ANALİZ 20

2008 yılında küresel kriz merkez ülkelerin finans kurumlarının balon patlamaları ile başlayınca , çoğu piyasaperestin iman ettiği olmadı. Piyasanın ilahi ayıklayıcı gücüne terk edilmedi arena. ABD’de «Batan batar, kalan sağlar bizimdir” kuralına uyulmadı ve peş peşe kurtarma paketleri açıklandı.

ABD’nin 2008 ve sonrasında yaptığını AB’nin merkez ülkelerinin devletleri de yaptı. Finans balonunun toksik kağıtlarına bulaşmış finans sistemlerini ayakta tutmak için onlar da finans ateşinin üstüne bütçelerinden büyük fonları boca ettiler.Ama bu cömertliğin bir bedeli olacaktı. O bedel artan bütçe açıkları ve kamu borç yükü olarak tecelli etti.
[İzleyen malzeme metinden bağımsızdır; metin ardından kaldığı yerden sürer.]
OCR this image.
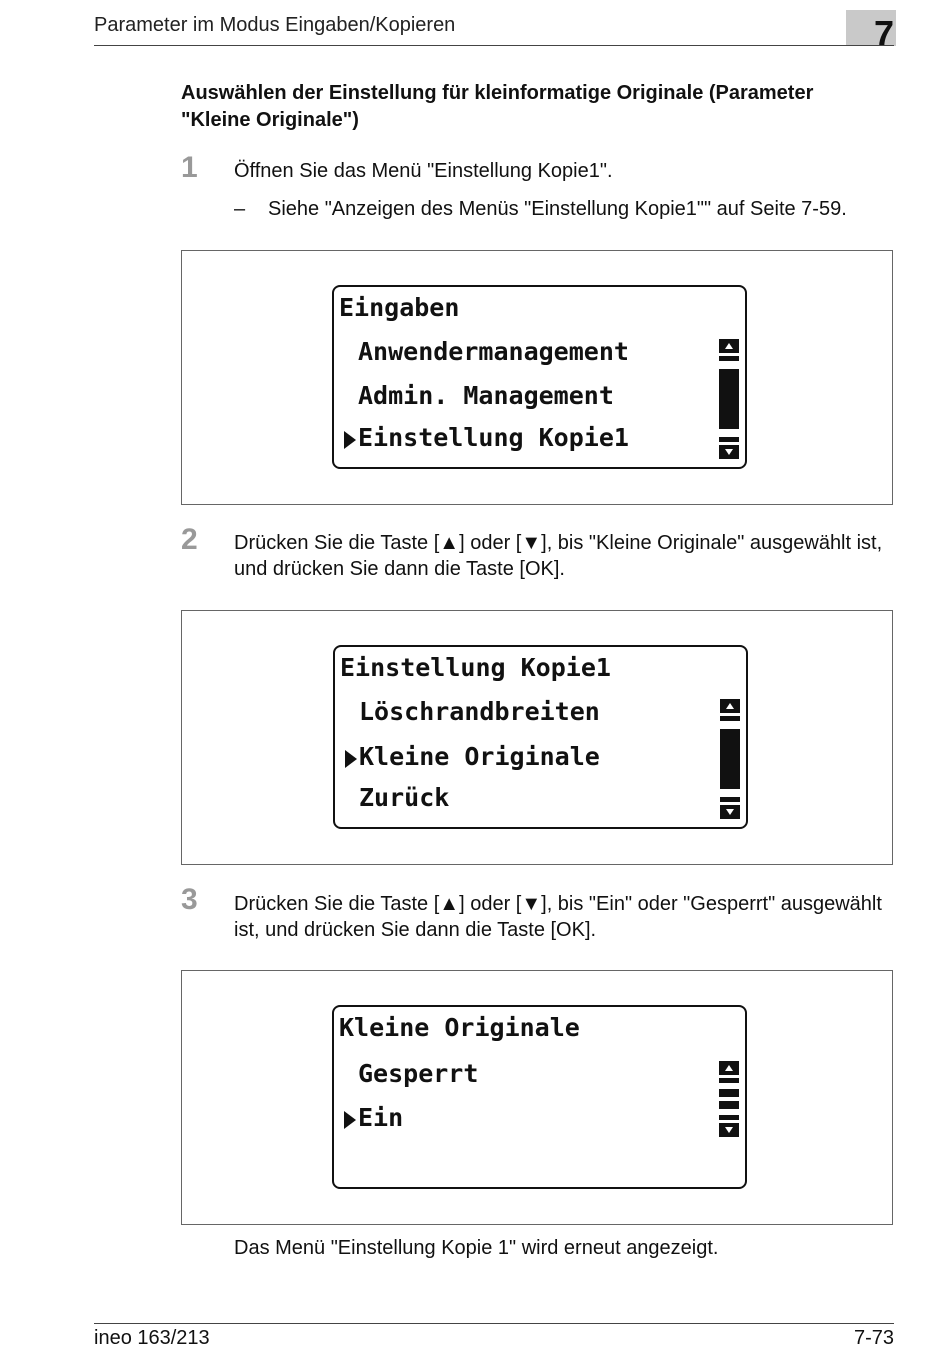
Parameter im Modus Eingaben/Kopieren	7
Auswählen der Einstellung für kleinformatige Originale (Parameter "Kleine Originale")
1 Öffnen Sie das Menü "Einstellung Kopie1".
– Siehe "Anzeigen des Menüs "Einstellung Kopie1"" auf Seite 7-59.
Eingaben
Anwendermanagement
Admin. Management
Einstellung Kopie1
2 Drücken Sie die Taste [▲] oder [▼], bis "Kleine Originale" ausgewählt ist, und drücken Sie dann die Taste [OK].
Einstellung Kopie1
Löschrandbreiten
Kleine Originale
Zurück
3 Drücken Sie die Taste [▲] oder [▼], bis "Ein" oder "Gesperrt" ausgewählt ist, und drücken Sie dann die Taste [OK].
Kleine Originale
Gesperrt
Ein
Das Menü "Einstellung Kopie 1" wird erneut angezeigt.
ineo 163/213	7-73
Bundan sonra ne olacak sorusuna cevap aranıyor ?
Borç krizini aşabilmek için ek kaynak, bunun için de ekonomik büyüme gerekmektedir. Ancak ekonomik büyümenin nasıl olacağı belli değildir. Bu konuda tam bir ideolojik karmaşa söz konusudur. Ekranlara çıkanların büyük çoğunluğu özellikle de bu sistemden beslenenler « en iyi piyasalar bilir” demeye ve sonrasında da hükümetlerden yardım beklemeye devam etmektedirler. Ama bu bağlamda önerilen politikalar devlet harcamalarını azaltmak gibi toplumsal talebi daraltacak ekonomik büyümeyi olumsuz yönde etkileyecek önlemlerden oluşmaktadır.
Küreselleşme adı altında yaygınlaştırılan ve tüketimi sürekli canlı tutacak borçlanmaya dayalı bir finansal yapı geliştirilmiştir. 1990’larda ABD seçkinleri tarafından bir tür «Amerikanlaştırma” olarak görülen ve hiç sorgulanmadan benimsenen küreselleşmeye olan inanç adeta deprem şiddetinde sarsılmaya başlamıştır. Küreselleşme için gerekli ideolojik mutabakat da dağılmaktadır. Bu sürecin arakasında yüksek işsizlik oranları ile küreselleşme arasında kurulmaya başlanan ilişki yatmaktadır.
Artık reel gelire dayanmayan bu anlayış sürekli finansal balonlar ve şişkinlikler yarattı ve her seferinde de dönüp reel sektörü vurdu. Finans sektörü o kadar güçlü bir hale gelmişti ki bu kapitalist ekonomilerde finans sektörüne yönelik düzenlemelerin yapılması gerçekleştirilemedi. Yönetimler devletleri bu finans sektörünü desteklemek zorunda bıraktılar. Devletler de parlamentolarına , halklarına sormadan ihtiyaç duyulan bütün finansları borçlanma şeklinde yüklendiler.
Bu yolla bu büyük finans yapısına sürekli kaynak sağladılar. Ama şimdi bu da tıkanama noktasına geldi. Ortaya devletlerin borçları çıkmaya başladı. Devletler sürekli geri dönüp yurttaşlarına vergi getirmeye ya da yurttaşlarına dönük kamu harcamalarını kısmaya başladılar. Onun içindir ki euro bölgesinde insanlar rahatsızlıklarını meydanlara taşıdılar. Bu noktada çözümsüzlük vardır.
Hala daha Amerika, İngiltere, Fransa, İtalya, İspanya, Portekiz, İrlanda, Yunanistan gibi ulusal devletlerin yönetimi finans kesimi tarafında daha da fazla borçlanın dayatması altındadır.
Üretilen mala karşı reel gelirle talep yaratılmadığı sürece dünya bu krizden çıkamayacaktır. 2008’den bugüne kadar toplan 12 trilyon doları bulan kurtarma paketleri açıklandı ve devreye sokuldu.
Sonuç : Kriz bir türlü bitmiyor.
Fazıl Say diyor ki «bazıları bedenen ölür, bazıları ruhen.”
Analiz 20 yazımda Türkiye için söylenecek tek bir cümle; Türkiye’de ruhen ölenlerin sayısı bedenen ölenlerin sayısını geçmektedir.